The instinct for home and for some tie that connects us with the land is stronger than any passing fashion, and although we have in our national life phases of artificiality that are demoralizing they affect only a small percentage of the whole people, and when their day is over they will be forgotten as completely as if they had never existed.

Psychologists talk learnedly of "Americanitis" as being almost a national malady, so widespread is our restlessness and feverish activity; but it is safe to predict that, with the growing taste for wholesome country life, it will not be more than a generation or two before our far-famed nervous tension is referred to with wonder as an evidence of past ignorance concerning the most important things of life.

The Impulse to Do Beautiful and Vital Creative Work

And when we have turned once more to natural living instead of setting up our puny affairs and feverish ambitions to oppose the quiet, irresistible course of Nature's law, we will not need to turn hungrily to books for stories of a bygone Golden Age, nor will we need to deplore the vanishing of art and beauty from our lives, for when the day comes that we have sufficient courage and perception to throw aside the innumerable petty superfluities that hamper us now at every turn and the honesty to realize what Nature holds for all who turn to her with a reverent spirit and an open mind, we will find that art is once more a part of our daily life and that the impulse to do beautiful and vital creative work is as natural as the impulse to breathe.

Handicrafts a Part Of Our Lives

Therefore it is not idle theorizing to prophesy that, when healthful and natural conditions are restored to our lives, handicrafts will once more become a part of them, because two powerful influences will be working in this direction as they have worked ever since the earliest dawn of civilization.
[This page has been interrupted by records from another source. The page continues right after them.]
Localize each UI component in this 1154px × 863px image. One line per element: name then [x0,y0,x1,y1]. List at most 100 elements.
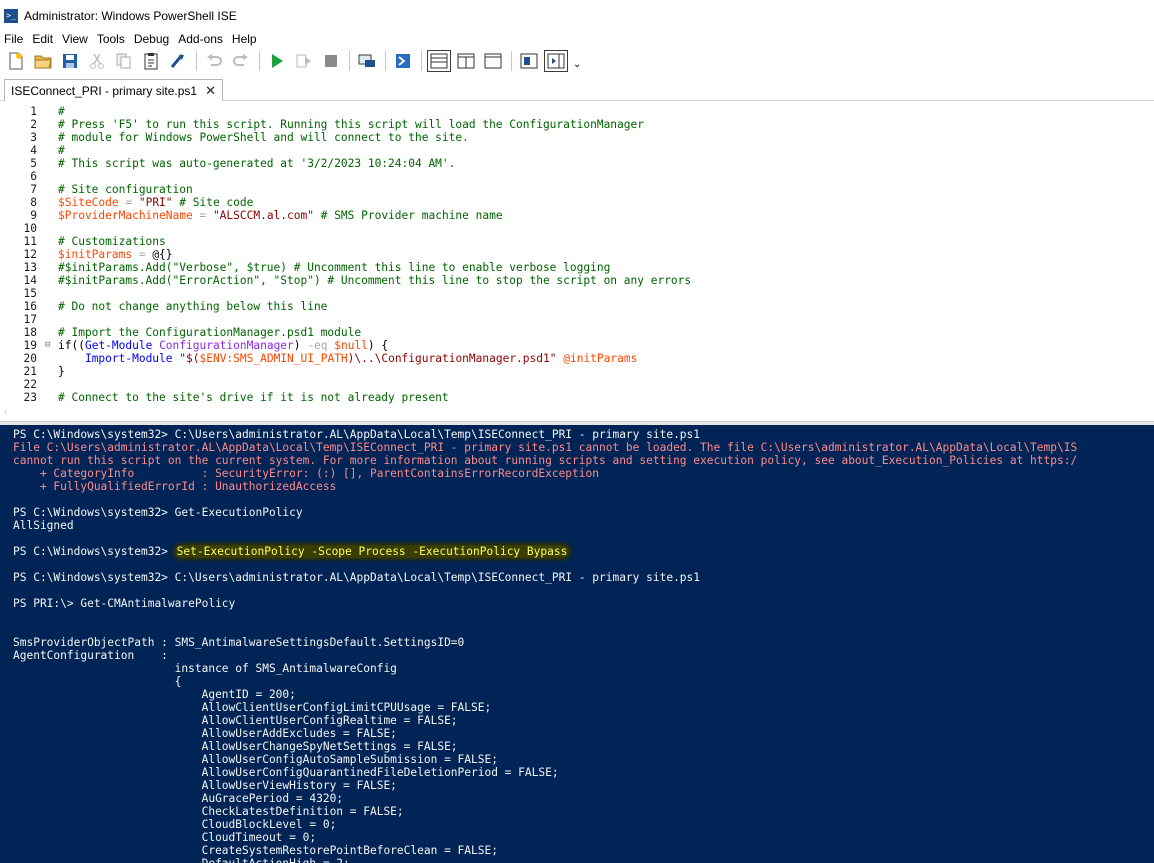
code-line: 6 [0,170,1154,183]
code-line: 21} [0,365,1154,378]
cut-icon[interactable] [85,50,109,72]
console-error-line: + FullyQualifiedErrorId : UnauthorizedAc… [13,480,337,493]
console-line: DefaultActionHigh = 2; [13,857,350,863]
code-line: 11 # Customizations [0,235,1154,248]
code-text: # [58,105,65,118]
code-text: # Do not change anything below this line [58,300,328,313]
code-line: 19 ⊟ if((Get-Module ConfigurationManager) … [0,339,1154,352]
line-number: 16 [23,300,37,313]
code-line: 3 # module for Windows PowerShell and wil… [0,131,1154,144]
code-line: 9 $ProviderMachineName = "ALSCCM.al.com" … [0,209,1154,222]
start-powershell-icon[interactable] [391,50,415,72]
script-tab-strip: ISEConnect_PRI - primary site.ps1 ✕ [0,76,1154,101]
code-line: 8 $SiteCode = "PRI" # Site code [0,196,1154,209]
horizontal-scrollbar[interactable]: ‹ [0,407,1154,421]
console-line: PS PRI:\> Get-CMAntimalwarePolicy [13,597,236,610]
code-text: # Press 'F5' to run this script. Running… [58,118,644,131]
toolbar-separator [259,50,260,71]
code-text: # Site configuration [58,183,193,196]
console-line: AllowUserConfigQuarantinedFileDeletionPe… [13,766,559,779]
line-number: 9 [30,209,37,222]
line-number: 4 [30,144,37,157]
line-number: 2 [30,118,37,131]
scroll-left-icon[interactable]: ‹ [4,407,7,418]
console-line: AllSigned [13,519,74,532]
stop-icon[interactable] [319,50,343,72]
console-line: AllowUserAddExcludes = FALSE; [13,727,397,740]
menu-debug[interactable]: Debug [130,31,174,47]
code-line: 12 $initParams = @{} [0,248,1154,261]
code-line: 2 # Press 'F5' to run this script. Runnin… [0,118,1154,131]
close-icon[interactable]: ✕ [205,83,216,99]
collapse-icon[interactable]: ⊟ [45,339,55,352]
code-text: $initParams = @{} [58,248,173,261]
code-line: 16 # Do not change anything below this li… [0,300,1154,313]
menu-tools[interactable]: Tools [93,31,130,47]
line-number: 19 [23,339,37,352]
menu-help[interactable]: Help [228,31,262,47]
code-text: # Import the ConfigurationManager.psd1 m… [58,326,362,339]
line-number: 1 [30,105,37,118]
code-line: 10 [0,222,1154,235]
code-text: # Connect to the site's drive if it is n… [58,391,449,404]
line-number: 17 [23,313,37,326]
toolbar-separator [196,50,197,71]
console-line: PS C:\Windows\system32> Set-ExecutionPol… [13,545,570,558]
copy-icon[interactable] [112,50,136,72]
console-line: CheckLatestDefinition = FALSE; [13,805,404,818]
code-text: if((Get-Module ConfigurationManager) -eq… [58,339,389,352]
new-remote-tab-icon[interactable] [355,50,379,72]
menu-file[interactable]: File [0,31,28,47]
save-icon[interactable] [58,50,82,72]
redo-icon[interactable] [229,50,253,72]
code-text: Import-Module "$($ENV:SMS_ADMIN_UI_PATH)… [84,352,638,365]
show-commands-icon[interactable] [517,50,541,72]
show-addon-icon[interactable] [544,49,568,72]
line-number: 3 [30,131,37,144]
line-number: 8 [30,196,37,209]
highlighted-command: Set-ExecutionPolicy -Scope Process -Exec… [174,545,570,558]
line-number: 15 [23,287,37,300]
script-tab-label: ISEConnect_PRI - primary site.ps1 [11,83,198,98]
code-line: 23 # Connect to the site's drive if it is… [0,391,1154,404]
code-text: } [58,365,65,378]
menu-edit[interactable]: Edit [28,31,58,47]
code-line: 22 [0,378,1154,391]
console-line: PS C:\Windows\system32> C:\Users\adminis… [13,428,701,441]
show-script-top-icon[interactable] [427,49,451,72]
script-tab[interactable]: ISEConnect_PRI - primary site.ps1 ✕ [4,79,223,101]
code-text: # Customizations [58,235,166,248]
show-script-right-icon[interactable] [454,50,478,72]
code-text: # [58,144,65,157]
paste-icon[interactable] [139,50,163,72]
code-text: #$initParams.Add("Verbose", $true) # Unc… [58,261,611,274]
toolbar-separator [349,50,350,71]
clear-console-icon[interactable] [166,50,190,72]
menu-view[interactable]: View [58,31,93,47]
code-line: 17 [0,313,1154,326]
line-number: 22 [23,378,37,391]
console-pane[interactable]: PS C:\Windows\system32> C:\Users\adminis… [0,425,1154,863]
toolbar-overflow-icon[interactable]: ⌄ [573,59,581,70]
new-script-icon[interactable] [4,50,28,72]
line-number: 20 [23,352,37,365]
line-number: 23 [23,391,37,404]
toolbar-separator [421,50,422,71]
code-line: 20 Import-Module "$($ENV:SMS_ADMIN_UI_PA… [0,352,1154,365]
menu-bar: File Edit View Tools Debug Add-ons Help [0,31,1154,47]
line-number: 5 [30,157,37,170]
script-editor[interactable]: 1 #2 # Press 'F5' to run this script. Runn… [0,102,1154,407]
code-line: 14 #$initParams.Add("ErrorAction", "Stop"… [0,274,1154,287]
console-line: AllowUserViewHistory = FALSE; [13,779,397,792]
run-selection-icon[interactable] [292,50,316,72]
code-text: $SiteCode = "PRI" # Site code [58,196,254,209]
code-line: 15 [0,287,1154,300]
undo-icon[interactable] [202,50,226,72]
show-script-max-icon[interactable] [481,50,505,72]
run-script-icon[interactable] [265,50,289,72]
code-text: $ProviderMachineName = "ALSCCM.al.com" #… [58,209,503,222]
open-folder-icon[interactable] [31,50,55,72]
console-line: CreateSystemRestorePointBeforeClean = FA… [13,844,498,857]
console-line: instance of SMS_AntimalwareConfig [13,662,397,675]
menu-addons[interactable]: Add-ons [174,31,228,47]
One is the imperative need for self-expression in some form of creative work that always comes when the conditions of life are such as to allow full development and joyous vigor of body and mind. The other is that which closer relationship with Nature seems to bring; a craving for greater intimacy with the things we own and use.

Machine-made standards fall away of themselves as we get away from artificial conditions. It is as if wholesome living brought with it not only quickened perceptions but also a sense of personal affection for all the familiar surroundings of our daily life. It is from such feeling that we get the treasured heirlooms which are handed down from generation to generation because of their associations and what they represent.

Leisure For Doing Really Worthwhile Work

Naturally the primitive conditions of pioneer life in any nation include handicrafts as a matter of course, from the simple fact that people had to make for themselves what they needed or go without. We realize that in this age of invention and of labor-saving machinery it is neither possible nor desirable to return to such conditions, but we believe that it is quite possible for a higher form of handicrafts to exist under the most advanced modern conditions and that achievements as great as those of the old craftsmen who made famous the Medieval guilds are by no means out of the reach of modern workers when they once realize the possibilities that lie in this direction.

Our theory is that modern improvements and conveniences afford a most welcome and necessary relief from the routine drudgery of household and farm work by disposing quickly and easily of what might much better be done by machinery than by hand, and that therefore there should be sufficient leisure left for the enjoyment of life and for the doing of work that is really worth while, which are among the things most essential to all-round mental and moral development. Almost the greatest drawback to farm life as it is today is the lack of interest and of mental alertness.